I learned to put my peace first. Even when I don't like it. Even when I want to turn up and let the confrontational side of me take over. I move around and back... all the way back. I had to figure out how to put my peace in front of everything. Because when I'm at peace, I'm a better person. When I'm not moving on heightened negative emotions I can see clearly.
I learned that I had to allow people to find their own independence. I'm not God. And I can't fix everything for everyone at all times. I have a family that relies on me and I vowed to give them 100% of me. That doesn't mean I don't help or still move with compassion, that means that I may have to get back with you. Some never find independence but I won't be the reason you don't thug it out. This means I won't be taken advantage of.
I learned to open my mouth and say what I needed, wanted, and didn't need. I used to allow people to give me the bare minimum. I used to allow people to come and go as they pleased into my life. Not anymore, it's on me to make sure my love isn't in vain. I learned my worth and if my worth threatened you or made you move funny, you were cut. SIMPLE!
I learned that you can't please em all. While I would love to see a smile on everyone's face that I reach and I know that's not realistic. Everyone won't love or understand you. Everyone's not meant to. When we started searching for acceptance from other people we've lost the race before we begin.
I learned that my thirties started the grey hair, body aches and etc. LOL, this is self-explanatory but guess what I'm fine with that because while my twenties was something else I still enjoyed a good turn up during them.
I learned to experience different things aside from myself. I'm into crystals, sage, meditation, and oracle cards. Might be weird to others but I'm unapologetic about a lot these days and this practice is one of them. I meditate, pray, pull a card for deeper understanding, and still play gospel music. A conundrum to some is a simple stay out my way now. Live and let Live! I'm into it so much that I created a t-shirt line for it. Check it out here: www.authorcmonet.com/shop!
So while you ask what this has to do with my authorship, I would say that it might not but for me it does. I used everything I experienced whether it was good or bad in my stories. While one of my female characters may seem weak, understand that she was me. While another may be blossoming a little too quickly understand that she was me. While one character me be on some Megan thee Stallion type stuff understand that she was me. While one's heart may be hardened beyond belief understand that she was me.
Sometimes we give the female characters a hard time but I believe if we all remembered how human we are and how someone's story isn't just for entertainment it's for healing, we would be able to cut the female leads some slack.

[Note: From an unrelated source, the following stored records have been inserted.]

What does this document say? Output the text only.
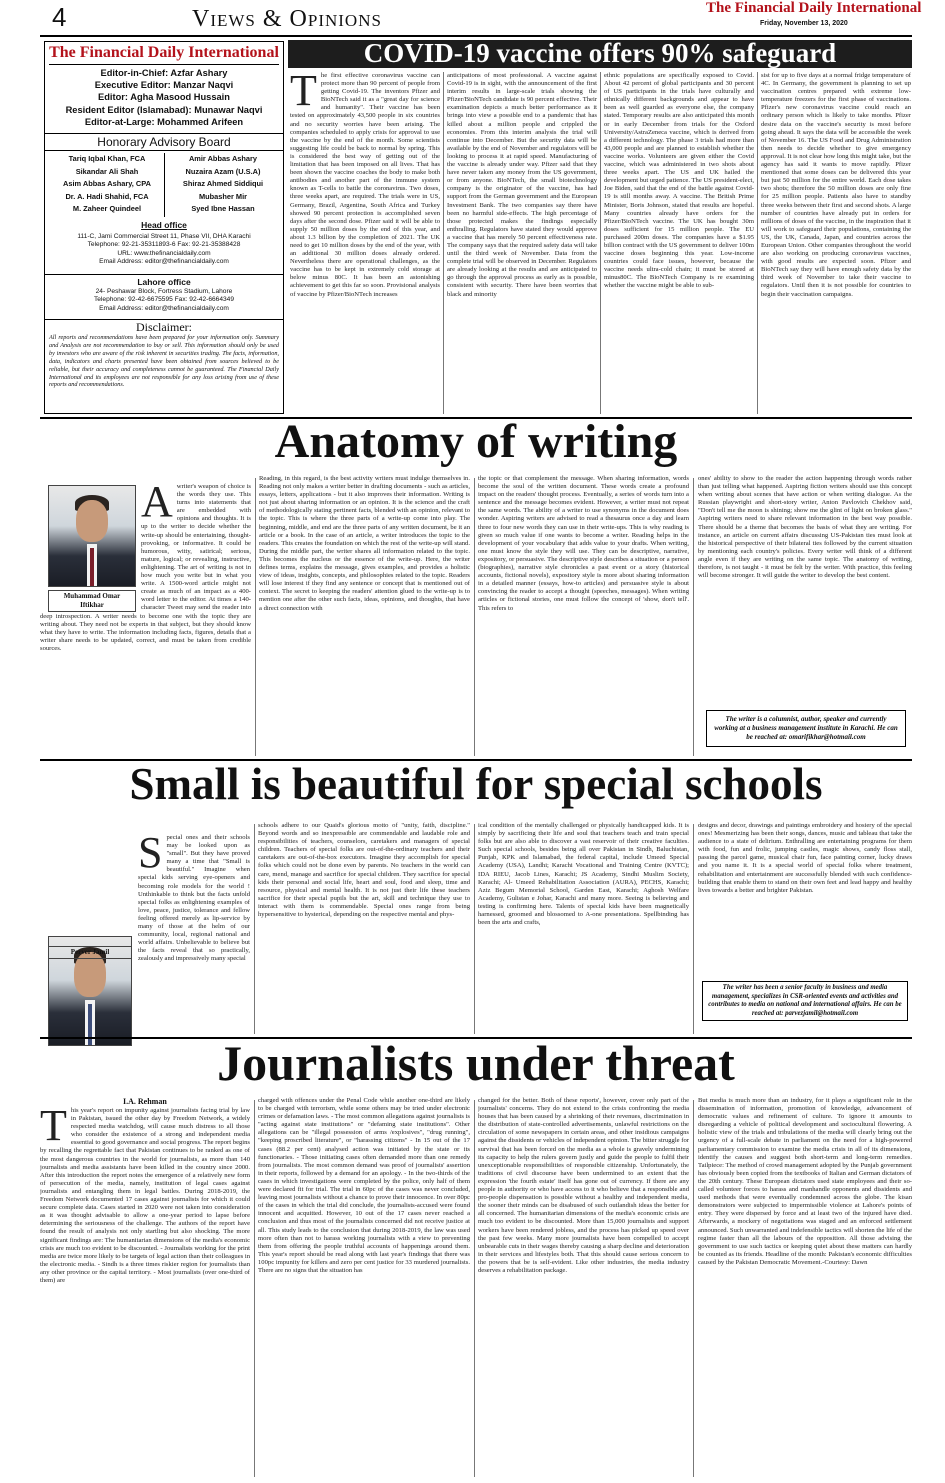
4	Views & Opinions	The Financial Daily International
Friday, November 13, 2020
The Financial Daily International
Editor-in-Chief: Azfar Ashary
Executive Editor: Manzar Naqvi
Editor: Agha Masood Hussain
Resident Editor (Islamabad): Munawar Naqvi
Editor-at-Large: Mohammed Arifeen
Honorary Advisory Board
Tariq Iqbal Khan, FCA
Sikandar Ali Shah
Asim Abbas Ashary, CPA
Dr. A. Hadi Shahid, FCA
M. Zaheer Quindeel
Amir Abbas Ashary
Nuzaira Azam (U.S.A)
Shiraz Ahmed Siddiqui
Mubasher Mir
Syed Ibne Hassan
Head office
111-C, Jami Commercial Street 11, Phase VII, DHA Karachi
Telephone: 92-21-35311893-6 Fax: 92-21-35388428
URL: www.thefinancialdaily.com
Email Address: editor@thefinancialdaily.com
Lahore office
24- Peshawar Block, Fortress Stadium, Lahore
Telephone: 92-42-6675595 Fax: 92-42-6664349
Email Address: editor@thefinancialdaily.com
Disclaimer:
All reports and recommendations have been prepared for your information only. Summary and Analysis are not recommendation to buy or sell. This information should only be used by investors who are aware of the risk inherent in securities trading. The facts, information, data, indicators and charts presented have been obtained from sources believed to be reliable, but their accuracy and completeness cannot be guaranteed. The Financial Daily International and its employees are not responsible for any loss arising from use of these reports and recommendations.
COVID-19 vaccine offers 90% safeguard
The first effective coronavirus vaccine can protect more than 90 percent of people from getting Covid-19. The inventors Pfizer and BioNTech said it as a "great day for science and humanity". Their vaccine has been tested on approximately 43,500 people in six countries and no security worries have been arising. The companies scheduled to apply crisis for approval to use the vaccine by the end of the month. Some scientists suggesting life could be back to normal by spring. This is considered the best way of getting out of the limitation that has been imposed on all lives. That has been shown the vaccine coaches the body to make both antibodies and another part of the immune system known as T-cells to battle the coronavirus. Two doses, three weeks apart, are required. The trials were in US, Germany, Brazil, Argentina, South Africa and Turkey showed 90 percent protection is accomplished seven days after the second dose. Pfizer said it will be able to supply 50 million doses by the end of this year, and about 1.3 billion by the completion of 2021. The UK need to get 10 million doses by the end of the year, with an additional 30 million doses already ordered. Nevertheless there are operational challenges, as the vaccine has to be kept in extremely cold storage at below minus 80C. It has been an astonishing achievement to get this far so soon. Provisional analysis of vaccine by Pfizer/BioNTech increases
anticipations of most professional. A vaccine against Covid-19 is in sight, with the announcement of the first interim results in large-scale trials showing the Pfizer/BioNTech candidate is 90 percent effective. Their examination depicts a much better performance as it brings into view a possible end to a pandemic that has killed about a million people and crippled the economies. From this interim analysis the trial will continue into December. But the security data will be available by the end of November and regulators will be looking to process it at rapid speed. Manufacturing of the vaccine is already under way. Pfizer said that they have never taken any money from the US government, or from anyone. BioNTech, the small biotechnology company is the originator of the vaccine, has had support from the German government and the European Investment Bank. The two companies say there have been no harmful side-effects. The high percentage of those protected makes the findings especially enthralling. Regulators have stated they would approve a vaccine that has merely 50 percent effectiveness rate. The company says that the required safety data will take until the third week of November. Data from the complete trial will be observed in December. Regulators are already looking at the results and are anticipated to go through the approval process as early as is possible, consistent with security. There have been worries that black and minority
ethnic populations are specifically exposed to Covid. About 42 percent of global participants and 30 percent of US participants in the trials have culturally and ethnically different backgrounds and appear to have been as well guarded as everyone else, the company stated. Temporary results are also anticipated this month or in early December from trials for the Oxford University/AstraZeneca vaccine, which is derived from a different technology. The phase 3 trials had more than 43,000 people and are planned to establish whether the vaccine works. Volunteers are given either the Covid vaccine, which was administered in two shots about three weeks apart. The US and UK hailed the development but urged patience. The US president-elect, Joe Biden, said that the end of the battle against Covid-19 is still months away. A vaccine. The British Prime Minister, Boris Johnson, stated that results are hopeful. Many countries already have orders for the Pfizer/BioNTech vaccine. The UK has bought 30m doses sufficient for 15 million people. The EU purchased 200m doses. The companies have a $1.95 billion contract with the US government to deliver 100m vaccine doses beginning this year. Low-income countries could face issues, however, because the vaccine needs ultra-cold chain; it must be stored at minus80C. The BioNTech Company is re examining whether the vaccine might be able to sub-
sist for up to five days at a normal fridge temperature of 4C. In Germany, the government is planning to set up vaccination centres prepared with extreme low-temperature freezers for the first phase of vaccinations. Pfizer's new coronavirus vaccine could reach an ordinary person which is likely to take months. Pfizer desire data on the vaccine's security is most before going ahead. It says the data will be accessible the week of November 16. The US Food and Drug Administration then needs to decide whether to give emergency approval. It is not clear how long this might take, but the agency has said it wants to move rapidly. Pfizer mentioned that some doses can be delivered this year but just 50 million for the entire world. Each dose takes two shots; therefore the 50 million doses are only fine for 25 million people. Patients also have to standby three weeks between their first and second shots. A large number of countries have already put in orders for millions of doses of the vaccine, in the inspiration that it will work to safeguard their populations, containing the US, the UK, Canada, Japan, and countries across the European Union. Other companies throughout the world are also working on producing coronavirus vaccines, with good results are expected soon. Pfizer and BioNTech say they will have enough safety data by the third week of November to take their vaccine to regulators. Until then it is not possible for countries to begin their vaccination campaigns.
Anatomy of writing
Muhammad Omar Iftikhar
Awriter's weapon of choice is the words they use. This turns into statements that are embedded with opinions and thoughts. It is up to the writer to decide whether the write-up should be entertaining, thought-provoking, or informative. It could be humorous, witty, satirical; serious, mature, logical; or revealing, instructive, enlightening. The art of writing is not in how much you write but in what you write. A 1500-word article might not create as much of an impact as a 400-word letter to the editor. At times a 140-character Tweet may send the reader into deep introspection. A writer needs to become one with the topic they are writing about. They need not be experts in that subject, but they should know what they have to write. The information including facts, figures, details that a writer share needs to be updated, correct, and must be taken from credible sources.
Reading, in this regard, is the best activity writers must indulge themselves in. Reading not only makes a writer better in drafting documents - such as articles, essays, letters, applications - but it also improves their information. Writing is not just about sharing information or an opinion. It is the science and the craft of methodologically stating pertinent facts, blended with an opinion, relevant to the topic. This is where the three parts of a write-up come into play. The beginning, middle, and end are the three parts of any written document, be it an article or a book. In the case of an article, a writer introduces the topic to the readers. This creates the foundation on which the rest of the write-up will stand. During the middle part, the writer shares all information related to the topic. This becomes the nucleus or the essence of the write-up. Here, the writer defines terms, explains the message, gives examples, and provides a holistic view of ideas, insights, concepts, and philosophies related to the topic. Readers will lose interest if they find any sentence or concept that is mentioned out of context. The secret to keeping the readers' attention glued to the write-up is to mention one after the other such facts, ideas, opinions, and thoughts, that have a direct connection with
the topic or that complement the message. When sharing information, words become the soul of the written document. These words create a profound impact on the readers' thought process. Eventually, a series of words turn into a sentence and the message becomes evident. However, a writer must not repeat the same words. The ability of a writer to use synonyms in the document does wonder. Aspiring writers are advised to read a thesaurus once a day and learn three to four new words they can use in their write-ups. This is why reading is given so much value if one wants to become a writer. Reading helps in the development of your vocabulary that adds value to your drafts. When writing, one must know the style they will use. They can be descriptive, narrative, expository, or persuasive. The descriptive style describes a situation or a person (biographies), narrative style chronicles a past event or a story (historical accounts, fictional novels), expository style is more about sharing information in a detailed manner (essays, how-to articles) and persuasive style is about convincing the reader to accept a thought (speeches, messages). When writing articles or fictional stories, one must follow the concept of 'show, don't tell'. This refers to
ones' ability to show to the reader the action happening through words rather than just telling what happened. Aspiring fiction writers should use this concept when writing about scenes that have action or when writing dialogue. As the Russian playwright and short-story writer, Anton Pavlovich Chekhov said, "Don't tell me the moon is shining; show me the glint of light on broken glass." Aspiring writers need to share relevant information in the best way possible. There should be a theme that becomes the basis of what they are writing. For instance, an article on current affairs discussing US-Pakistan ties must look at the historical perspective of their bilateral ties followed by the current situation by mentioning each country's policies. Every writer will think of a different angle even if they are writing on the same topic. The anatomy of writing, therefore, is not taught - it must be felt by the writer. With practice, this feeling will become stronger. It will guide the writer to develop the best content.
The writer is a columnist, author, speaker and currently working at a business management institute in Karachi. He can be reached at: omarifikhar@hotmail.com
Small is beautiful for special schools
Perver Jamil
Special ones and their schools may be looked upon as "small". But they have proved many a time that "Small is beautiful." Imagine when special kids serving eye-openers and becoming role models for the world ! Unthinkable to think but the facts unfold special folks as enlightening examples of love, peace, justice, tolerance and fellow feeling offered merely as lip-service by many of those at the helm of our community, local, regional national and world affairs. Unbelievable to believe but the facts reveal that so practically, zealously and impressively many special
schools adhere to our Quaid's glorious motto of "unity, faith, discipline." Beyond words and so inexpressible are commendable and laudable role and responsibilities of teachers, counselors, caretakers and managers of special children. Teachers of special folks are out-of-the-ordinary teachers and their caretakers are out-of-the-box executors. Imagine they accomplish for special folks which could not be done even by parents. No teachers in the world can care, mend, manage and sacrifice for special children. They sacrifice for special kids their personal and social life, heart and soul, food and sleep, time and resource, physical and mental health. It is not just their life these teachers sacrifice for their special pupils but the art, skill and technique they use to interact with them is commendable. Special ones range from being hypersensitive to hysterical, depending on the respective mental and phys-
ical condition of the mentally challenged or physically handicapped kids. It is simply by sacrificing their life and soul that teachers teach and train special folks but are also able to discover a vast reservoir of their creative faculties. Such special schools, besides being all over Pakistan in Sindh, Baluchistan, Punjab, KPK and Islamabad, the federal capital, include Umeed Special Academy (USA), Landhi; Karachi Vocational and Training Centre (KVTC); IDA RIEU, Jacob Lines, Karachi; JS Academy, Sindhi Muslim Society, Karachi; Al- Umeed Rehabilitation Association (AURA), PECHS, Karachi; Aziz Begum Memorial School, Garden East, Karachi; Aghosh Welfare Academy, Gulistan e Johar, Karachi and many more. Seeing is believing and testing is confirming here. Talents of special kids have been magnetically harnessed, groomed and blossomed to A-one presentations. Spellbinding has been the arts and crafts,
designs and decor, drawings and paintings embroidery and hosiery of the special ones! Mesmerizing has been their songs, dances, music and tableau that take the audience to a state of delirium. Enthralling are entertaining programs for them with food, fun and frolic, jumping castles, magic shows, candy floss stall, passing the parcel game, musical chair fun, face painting corner, lucky draws and you name it. It is a special world of special folks where treatment, rehabilitation and entertainment are successfully blended with such confidence-building that enable them to stand on their own feet and lead happy and healthy lives towards a better and brighter Pakistan.
The writer has been a senior faculty in business and media management, specializes in CSR-oriented events and activities and contributes to media on national and international affairs. He can be reached at: parvezjamil@hotmail.com
Journalists under threat
I.A. Rehman
This year's report on impunity against journalists facing trial by law in Pakistan, issued the other day by Freedom Network, a widely respected media watchdog, will cause much distress to all those who consider the existence of a strong and independent media essential to good governance and social progress. The report begins by recalling the regrettable fact that Pakistan continues to be ranked as one of the most dangerous countries in the world for journalists, as more than 140 journalists and media assistants have been killed in the country since 2000. After this introduction the report notes the emergence of a relatively new form of persecution of the media, namely, institution of legal cases against journalists and entangling them in legal battles. During 2018-2019, the Freedom Network documented 17 cases against journalists for which it could secure complete data. Cases started in 2020 were not taken into consideration as it was thought advisable to allow a one-year period to lapse before determining the seriousness of the challenge. The authors of the report have found the result of analysis not only startling but also shocking. The more significant findings are: The humanitarian dimensions of the media's economic crisis are much too evident to be discounted. - Journalists working for the print media are twice more likely to be targets of legal action than their colleagues in the electronic media. - Sindh is a three times riskier region for journalists than any other province or the capital territory. - Most journalists (over one-third of them) are
charged with offences under the Penal Code while another one-third are likely to be charged with terrorism, while some others may be tried under electronic crimes or defamation laws. - The most common allegations against journalists is "acting against state institutions" or "defaming state institutions". Other allegations can be "illegal possession of arms /explosives", "drug running", "keeping proscribed literature", or "harassing citizens" - In 15 out of the 17 cases (88.2 per cent) analysed action was initiated by the state or its functionaries. - Those initiating cases often demanded more than one remedy from journalists. The most common demand was proof of journalists' assertion in their reports, followed by a demand for an apology. - In the two-thirds of the cases in which investigations were completed by the police, only half of them were declared fit for trial. The trial in 60pc of the cases was never concluded, leaving most journalists without a chance to prove their innocence. In over 80pc of the cases in which the trial did conclude, the journalists-accused were found innocent and acquitted. However, 10 out of the 17 cases never reached a conclusion and thus most of the journalists concerned did not receive justice at all. This study leads to the conclusion that during 2018-2019, the law was used more often than not to harass working journalists with a view to preventing them from offering the people truthful accounts of happenings around them. This year's report should be read along with last year's findings that there was 100pc impunity for killers and zero per cent justice for 33 murdered journalists. There are no signs that the situation has
changed for the better. Both of these reports', however, cover only part of the journalists' concerns. They do not extend to the crisis confronting the media houses that has been caused by a shrinking of their revenues, discrimination in the distribution of state-controlled advertisements, unlawful restrictions on the circulation of some newspapers in certain areas, and other insidious campaigns against the dissidents or vehicles of independent opinion. The bitter struggle for survival that has been forced on the media as a whole is gravely undermining its capacity to help the rulers govern justly and guide the people to fulfil their unexceptionable responsibilities of responsible citizenship. Unfortunately, the traditions of civil discourse have been undermined to an extent that the expression 'the fourth estate' itself has gone out of currency. If there are any people in authority or who have access to it who believe that a responsible and pro-people dispensation is possible without a healthy and independent media, the sooner their minds can be disabused of such outlandish ideas the better for all concerned. The humanitarian dimensions of the media's economic crisis are much too evident to be discounted. More than 15,000 journalists and support workers have been rendered jobless, and the process has picked up speed over the past few weeks. Many more journalists have been compelled to accept unbearable cuts in their wages thereby causing a sharp decline and deterioration in their services and lifestyles both. That this should cause serious concern to the powers that be is self-evident. Like other industries, the media industry deserves a rehabilitation package.
But media is much more than an industry, for it plays a significant role in the dissemination of information, promotion of knowledge, advancement of democratic values and refinement of culture. To ignore it amounts to disregarding a vehicle of political development and sociocultural flowering. A holistic view of the trials and tribulations of the media will clearly bring out the urgency of a full-scale debate in parliament on the need for a high-powered parliamentary commission to examine the media crisis in all of its dimensions, identify the causes and suggest both short-term and long-term remedies. Tailpiece: The method of crowd management adopted by the Punjab government has obviously been copied from the textbooks of Italian and German dictators of the 20th century. These European dictators used state employees and their so-called volunteer forces to harass and manhandle opponents and dissidents and used methods that were eventually condemned across the globe. The kisan demonstrators were subjected to impermissible violence at Lahore's points of entry. They were dispersed by force and at least two of the injured have died. Afterwards, a mockery of negotiations was staged and an enforced settlement announced. Such unwarranted and indefensible tactics will shorten the life of the regime faster than all the labours of the opposition. All those advising the government to use such tactics or keeping quiet about these matters can hardly be counted as its friends. Headline of the month: Pakistan's economic difficulties caused by the Pakistan Democratic Movement.-Courtesy: Dawn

I was never really a cry baby but please believe me when I say that at one point in my life I needed understanding, love, and someone to cut me some slack. I DID and sometimes still do. Grace shouldn't be hard. And this isn't about me telling you what to enjoy or how to digest I ask that you remember the stories we share are just that, something we share.
While this is about me, it's also about my fellow authors that have and will take a hit for sharing a part of their life that they didn't think they'd make it through. You shared it and healed from it. Rejoice and be unapologetic about it. Because baby, you made it through.
If you'd like to share what your twenties or maybe thirties taught you, please do. But understand you may end in a story!